Equally important is that any reneging on our commitments would necessitate eliminating the primary budget deficit almost immediately. In other words, it would be disastrous and the effects would be felt by every man, woman and child in this country. I want to be clear in this regard: the Government will not contemplate such an irresponsible approach. However, the Government is acutely aware of the huge burden that has been placed on the shoulders of Irish citizens and we have already done a considerable amount to renegotiate the programme agreed by the previous Government, including the interest rate reductions, which is worth up to €10 billion; the acceptance by the troika of the measures contained in the jobs initiative; and the extension of the fiscal adjustment period to 2015.
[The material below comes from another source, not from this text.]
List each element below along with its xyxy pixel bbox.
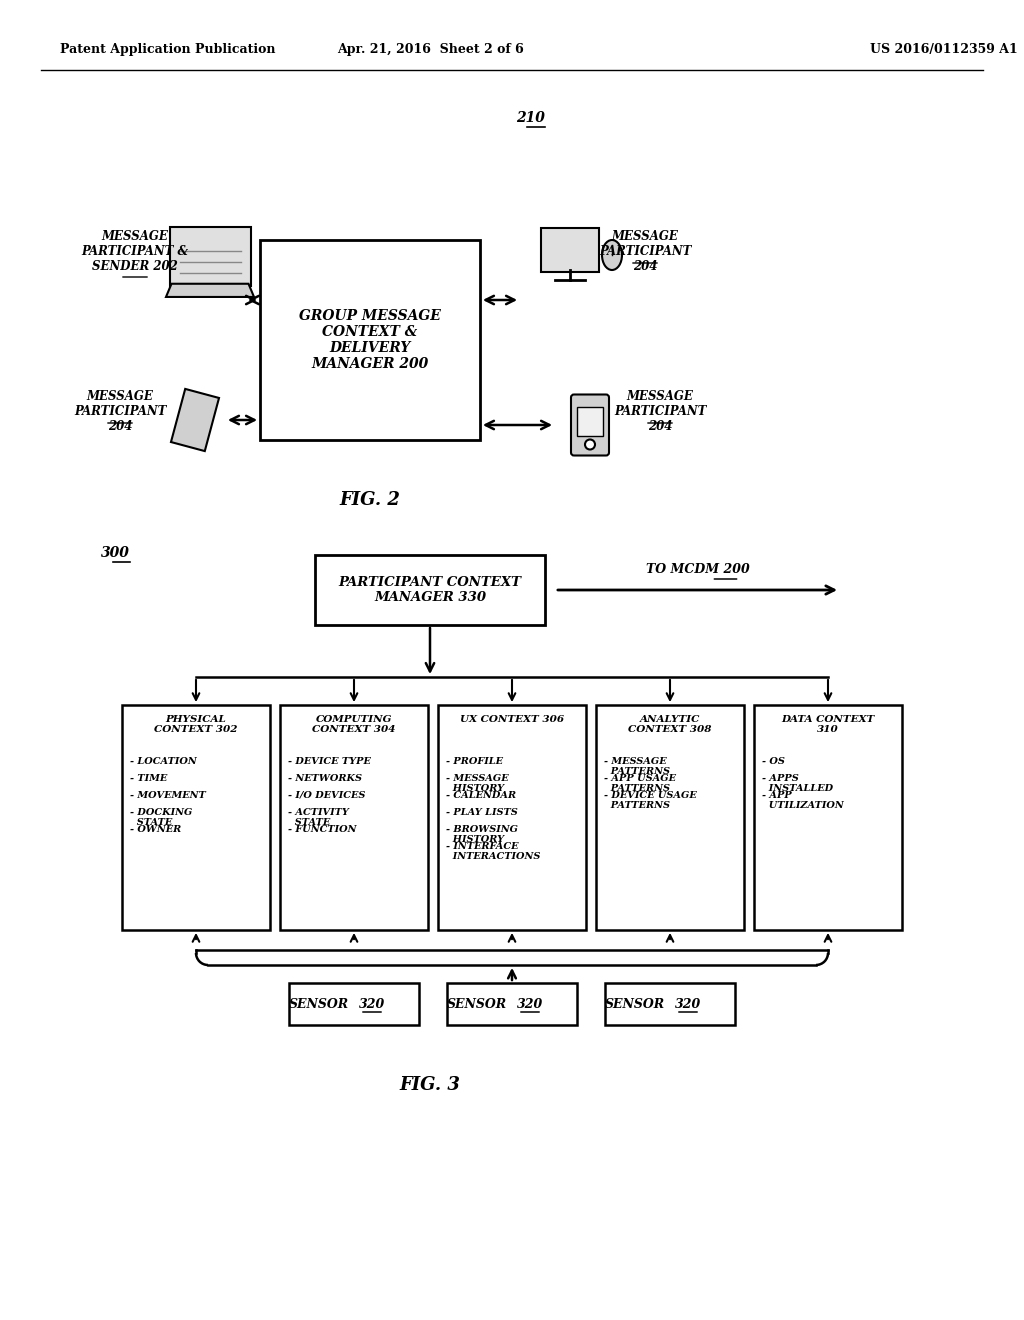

Another key element of our strategy involves a strengthening of economic and fiscal co-ordination in the euro area. A set of measures that go beyond recently adopted reforms will be put in place, reflecting the need for greater co-ordination within a monetary union. In general terms, the surveillance of national budgets in the euro area will be tightened. Specifically, among other things, euro area member states will be required to adopt fiscal rules into national legislation to consult with other member states before adopting any policies with potential spill-over effects. More rigorous oversight is envisaged for member states in excessive deficit - in other words, where deficits and-or debt are too high.

A number of important governance improvements were also endorsed. There are many dimensions to this including the following: Heads of State or Government of the euro area will meet at least twice a year at euro summits in order to strengthen euro area governance and ensure closer integration; there will be a president of the euro summit; the EU Commissioner for Economic and Financial Affairs has been given additional functions; and various changes at the level of officials to improve matters are also envisaged.

In my view, governance reform is essential. There is no point in addressing the symptoms without addressing the underlying root causes. In other words, the Government's view is that every appropriate step should be taken to ensure that the difficulties now confronting us do not recur. As such, we are very supportive of enhanced economic governance within the euro area. The lesson from the current predicament is very simple. Being part of a monetary union requires effective co-ordination and surveillance of monetary and fiscal policies, which can only be achieved through an adequate and balanced system of governance.

I will briefly outline some of the main guiding principles regarding our approach to the governance debate as it moves to its next stage.

Ireland is firmly in favour of improved governance that is balanced and offers correct safeguards. We believe it is in all our interests. The urgency of the current situation demands prioritisation of value added measures that can be implemented quickly and, preferably, within the existing treaty. We need to see and then assess in due course any proposals that may require treaty change. We propose that institutional balance must be maintained, avoiding, where possible, excessive use of intergovernmental methods and respecting the role and expertise of the European Commission.

I acknowledge that these are unpredictable and worrying times but a significant amount of progress has been made at European level to deal with this crisis. There is no doubt that further steps need to be taken. The euro has been good for Ireland and has contributed dramatically to its economic growth in the past decade. The euro can be great for Ireland in the future. Ireland's place is in the euro. There is no viable alternative.